В старом году должно было найтись хоть что-нибудь такое, на что мы можем обернуться если не с чувством искренней благодарности, то все же с улыбкой приятного воспоминания, и долг справедливости и беспристрастия обязывает нас верить в хорошие качества нового года, пока он сам не заявит себя недостойным оказанного ему доверия.
Таков наш взгляд на дело. Руководствуясь им, и сохраняя все наше уважение к старому году, которого последние мгновения истекают в то время, как мы пишем эти строки, мы сидим у камина в последний вечер старого 1836 года и пишем эту статейку с таким веселым лицом, как будто ничего не случилось и не могло случиться, нарушающего наше обычное спокойствие.
Извозчичьи кебы и кареты грохочут непрерывной вереницей во всех направлениях улицы и развозят разряженных гостей в переполненные гостиные. Громкие и часто повторяющиеся стуки в дверь противоположного дома с зелеными жалюзи возвещают всему соседнему околотку, что на нашей улице, несомненно, дается многолюдный вечер. Через окно, и сквозь туман в придачу, пока он не сделался так густ, что нам пришлось зажечь свечи и опустить занавески, мы сейчас смотрели, как мальчики из кондитерской с зелеными картонками на голове и повозки с гастрономическими припасами спешат во многие дома, в которых справляется торжество встречи нового года.
Нам кажется, что мы можем представить одно из подобных собраний с такой реальностью, как будто облеклись в подобающую фрачную пару и бальные башмаки и стоим у входа в гостиную при докладе нашего имени.
Для примера возьмем хоть тот дом с зелеными жалюзи. Нам известно, что там дают танцевальный вечер, так как сегодня утром, сидя за завтраком, мы видели, что лакей убирал из гостиной ковер. Но если бы потребовались дальнейшие доказательства, и притом при условии сказать сущую правду, то мы могли бы прибавить, что сейчас видели, как одна из молодых дам неподалеку от окна спальной «сочиняла» другой даме прическу, и притом в таком необычно пышном стиле, который только и может быть объяснен предстоящим балом.
Хозяин дома с железными жалюзи – коронный чиновник, о чем мы заключаем по покрою его сюртука, по банту галстука и самодовольной походке – сами зеленые жалюзи как бы овеяны ореолом Сомерсета-Гауза.

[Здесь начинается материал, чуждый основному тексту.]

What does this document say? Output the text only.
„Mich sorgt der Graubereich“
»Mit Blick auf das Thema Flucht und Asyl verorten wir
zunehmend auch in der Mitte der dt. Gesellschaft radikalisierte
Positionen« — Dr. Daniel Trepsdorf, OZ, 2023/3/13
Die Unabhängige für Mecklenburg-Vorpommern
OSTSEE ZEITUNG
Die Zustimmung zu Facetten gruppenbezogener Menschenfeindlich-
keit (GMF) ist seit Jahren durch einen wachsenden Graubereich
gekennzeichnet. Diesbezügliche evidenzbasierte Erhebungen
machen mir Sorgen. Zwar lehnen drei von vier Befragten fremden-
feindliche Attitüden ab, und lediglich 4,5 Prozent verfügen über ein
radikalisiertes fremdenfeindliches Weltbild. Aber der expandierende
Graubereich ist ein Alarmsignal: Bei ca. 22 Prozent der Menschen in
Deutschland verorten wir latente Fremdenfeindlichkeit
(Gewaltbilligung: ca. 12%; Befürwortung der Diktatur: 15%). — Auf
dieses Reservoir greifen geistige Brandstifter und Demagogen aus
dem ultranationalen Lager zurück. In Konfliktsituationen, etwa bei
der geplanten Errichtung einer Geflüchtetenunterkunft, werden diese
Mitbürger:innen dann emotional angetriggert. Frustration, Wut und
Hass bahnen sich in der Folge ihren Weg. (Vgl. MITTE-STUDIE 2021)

Остановился кеб. Подъехавший гость из младших клерков того же бюро, в котором служит хозяин, щеголеватый молодой человек с наклонностью к насморку и мозолям. Он является в штиблетах с лакированными носками, а башмаки были с ним в кармане пальто, каковые башмаки он в эту минуту и надевал в сенях. Стоящий здесь официант выкликает его фамилию другому официанту в синем фраке – переодетому сторожу бюро.
Официант, ожидающий на первой площадке лестницы, предшествует молодому человеку до гостиной, отворяет дверь и провозглашает:
– Мистер Топпль!
– Здравствуйте, Топпль, – приветствует хозяин, расставаясь с камином, перед которым он политизировал и грелся. – Душенька, это мистер Топпль.
Хозяйка любезно приседает.
– Моя старшая дочь, мистер Топпль… Милая Джулия – мистер Топпль… Топпль, вот еще мои дочери и сын.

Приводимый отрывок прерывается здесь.